Evolv Rides is a Canadian-based electric scooter company, and it doesn’t ship its escooters directly to you—instead, you can search for local dealers nearby that carry its models, or buy them from online retailers like Urban Machina, which is where I got my test unit.
The Terra was dead simple to set up. Once you lift it out of the box, just pop on the axle nut covers, adjust the height of the handlebars, and tighten a few screws to put the brake levers and bell in place. To unfold it, you pull a little lever at the base and push out the stem; there’s a little locking mechanism to keep it in place.

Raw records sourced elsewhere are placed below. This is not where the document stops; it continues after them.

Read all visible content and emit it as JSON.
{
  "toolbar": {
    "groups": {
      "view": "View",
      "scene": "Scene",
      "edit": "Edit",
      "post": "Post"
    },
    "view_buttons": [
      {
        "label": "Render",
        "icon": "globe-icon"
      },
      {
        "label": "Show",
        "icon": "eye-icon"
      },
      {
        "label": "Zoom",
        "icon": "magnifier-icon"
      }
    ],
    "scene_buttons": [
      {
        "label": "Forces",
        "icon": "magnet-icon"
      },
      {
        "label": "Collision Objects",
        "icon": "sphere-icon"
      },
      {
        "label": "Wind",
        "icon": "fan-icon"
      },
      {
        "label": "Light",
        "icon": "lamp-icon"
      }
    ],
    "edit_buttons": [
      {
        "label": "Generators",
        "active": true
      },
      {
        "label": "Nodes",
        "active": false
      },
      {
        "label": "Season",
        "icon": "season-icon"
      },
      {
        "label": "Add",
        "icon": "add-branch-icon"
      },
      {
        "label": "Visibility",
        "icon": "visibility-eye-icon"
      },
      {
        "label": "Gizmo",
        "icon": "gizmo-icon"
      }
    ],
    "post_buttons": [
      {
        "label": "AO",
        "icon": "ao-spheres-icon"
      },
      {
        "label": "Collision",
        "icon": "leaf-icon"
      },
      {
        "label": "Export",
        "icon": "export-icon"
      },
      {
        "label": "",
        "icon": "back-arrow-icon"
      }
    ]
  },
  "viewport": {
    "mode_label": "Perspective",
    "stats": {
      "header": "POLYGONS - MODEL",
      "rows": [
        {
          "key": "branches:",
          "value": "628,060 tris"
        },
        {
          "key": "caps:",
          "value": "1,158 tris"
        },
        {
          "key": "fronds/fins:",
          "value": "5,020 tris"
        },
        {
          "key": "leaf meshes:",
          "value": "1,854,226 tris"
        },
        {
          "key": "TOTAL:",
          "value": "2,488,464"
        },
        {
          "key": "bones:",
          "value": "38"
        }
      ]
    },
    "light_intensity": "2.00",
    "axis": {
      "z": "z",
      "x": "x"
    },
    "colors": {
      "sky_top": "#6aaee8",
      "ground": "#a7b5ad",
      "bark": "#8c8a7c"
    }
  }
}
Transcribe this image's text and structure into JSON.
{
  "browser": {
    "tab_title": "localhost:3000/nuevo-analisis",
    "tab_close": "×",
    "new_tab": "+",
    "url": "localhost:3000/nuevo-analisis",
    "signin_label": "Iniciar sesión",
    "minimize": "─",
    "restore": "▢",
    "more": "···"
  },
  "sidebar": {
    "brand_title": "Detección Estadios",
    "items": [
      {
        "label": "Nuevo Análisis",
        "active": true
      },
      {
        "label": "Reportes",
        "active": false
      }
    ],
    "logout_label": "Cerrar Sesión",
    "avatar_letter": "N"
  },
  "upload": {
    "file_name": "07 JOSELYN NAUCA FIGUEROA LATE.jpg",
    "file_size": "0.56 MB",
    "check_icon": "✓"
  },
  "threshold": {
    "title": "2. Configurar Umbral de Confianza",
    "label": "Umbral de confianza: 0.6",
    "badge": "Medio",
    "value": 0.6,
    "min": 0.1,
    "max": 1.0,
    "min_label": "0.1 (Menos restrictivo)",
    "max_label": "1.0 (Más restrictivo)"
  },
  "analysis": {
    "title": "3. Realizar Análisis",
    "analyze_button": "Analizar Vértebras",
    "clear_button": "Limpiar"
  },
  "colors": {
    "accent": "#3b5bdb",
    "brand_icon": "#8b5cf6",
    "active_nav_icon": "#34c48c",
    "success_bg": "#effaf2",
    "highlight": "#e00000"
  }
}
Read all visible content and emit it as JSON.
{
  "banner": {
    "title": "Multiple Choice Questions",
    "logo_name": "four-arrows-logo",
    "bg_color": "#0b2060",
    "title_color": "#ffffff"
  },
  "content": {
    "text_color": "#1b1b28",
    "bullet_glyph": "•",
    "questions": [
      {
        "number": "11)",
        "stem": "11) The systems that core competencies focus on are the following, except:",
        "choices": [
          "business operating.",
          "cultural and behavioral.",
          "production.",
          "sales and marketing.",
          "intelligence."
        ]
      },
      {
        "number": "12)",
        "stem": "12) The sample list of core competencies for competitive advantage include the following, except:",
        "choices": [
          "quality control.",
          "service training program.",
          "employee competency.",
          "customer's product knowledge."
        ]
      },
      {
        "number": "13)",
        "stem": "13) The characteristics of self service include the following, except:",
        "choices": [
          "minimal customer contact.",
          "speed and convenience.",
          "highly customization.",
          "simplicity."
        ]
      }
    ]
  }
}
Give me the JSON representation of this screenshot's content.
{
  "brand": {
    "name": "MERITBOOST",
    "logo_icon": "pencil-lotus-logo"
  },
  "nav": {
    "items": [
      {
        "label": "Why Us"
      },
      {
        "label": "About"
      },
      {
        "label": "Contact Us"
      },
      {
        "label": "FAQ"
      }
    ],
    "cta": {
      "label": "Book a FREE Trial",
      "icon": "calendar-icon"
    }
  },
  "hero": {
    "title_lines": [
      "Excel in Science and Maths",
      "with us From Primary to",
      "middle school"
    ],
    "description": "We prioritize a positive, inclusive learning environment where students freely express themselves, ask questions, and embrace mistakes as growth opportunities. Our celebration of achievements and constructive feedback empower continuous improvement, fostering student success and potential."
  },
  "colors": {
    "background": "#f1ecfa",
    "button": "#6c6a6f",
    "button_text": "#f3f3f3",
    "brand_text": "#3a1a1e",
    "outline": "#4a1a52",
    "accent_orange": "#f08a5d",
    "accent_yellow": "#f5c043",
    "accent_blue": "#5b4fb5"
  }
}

Do the opposite to fold it up, and the stem will automatically lock when it’s all the way down—no need to fuss with anything. It’s a much better folding mechanism than what you’d get on, e.g., the Apollo Air or Apollo City.
Let’s talk about weight. The Terra weighs 53 pounds. However, I actually don’t mind carrying it, even compared to several other escooters I’ve tried that are lighter, like the aforementioned Air and even the 33-pound TurboAnt X7 Pro. That’s because there’s a grab handle at the end of the Terra’s deck, which means you can easily carry it with two hands. The stem is also quite thin, which means I can comfortably wrap my paws around it. It’s little things like this that make a big impact on the everyday experience of the scooter, and the Terra impresses.
In addition to a front light and taillight, there are two red LED strips on the side of the deck that illuminate the ground when you ride at night. Hooray for visibility! They’re not too gaudy, like the rainbow-colored LEDs on some escooters, though they could stand to be brighter. I like the front light, but the LEDs are just a bit too dim. There’s a preinstalled bell, plus an LCD screen on the right handlebar where you can change speed modes and turn the scooter on or off. It’s a little hard to see this screen in direct sunlight.
I’m tall at 6’4″, and the Terra’s stem gets plenty high enough for me to reach. However, the angle of the stem is a little too close to my body for my liking, and it puts my wrists in a slightly awkward position. I wouldn’t mind it as much if it didn’t make my wrists hurt after long rides. The culprit, I think, is the throttle. It’s the kind you pull with your index finger, which forces me to keep my digits in a claw-like position, as I like to have a few fingers near the brake lever too. I’d try and find a better angle for the throttle that’s comfier to your height, though in general, I would’ve much preferred a thumb throttle.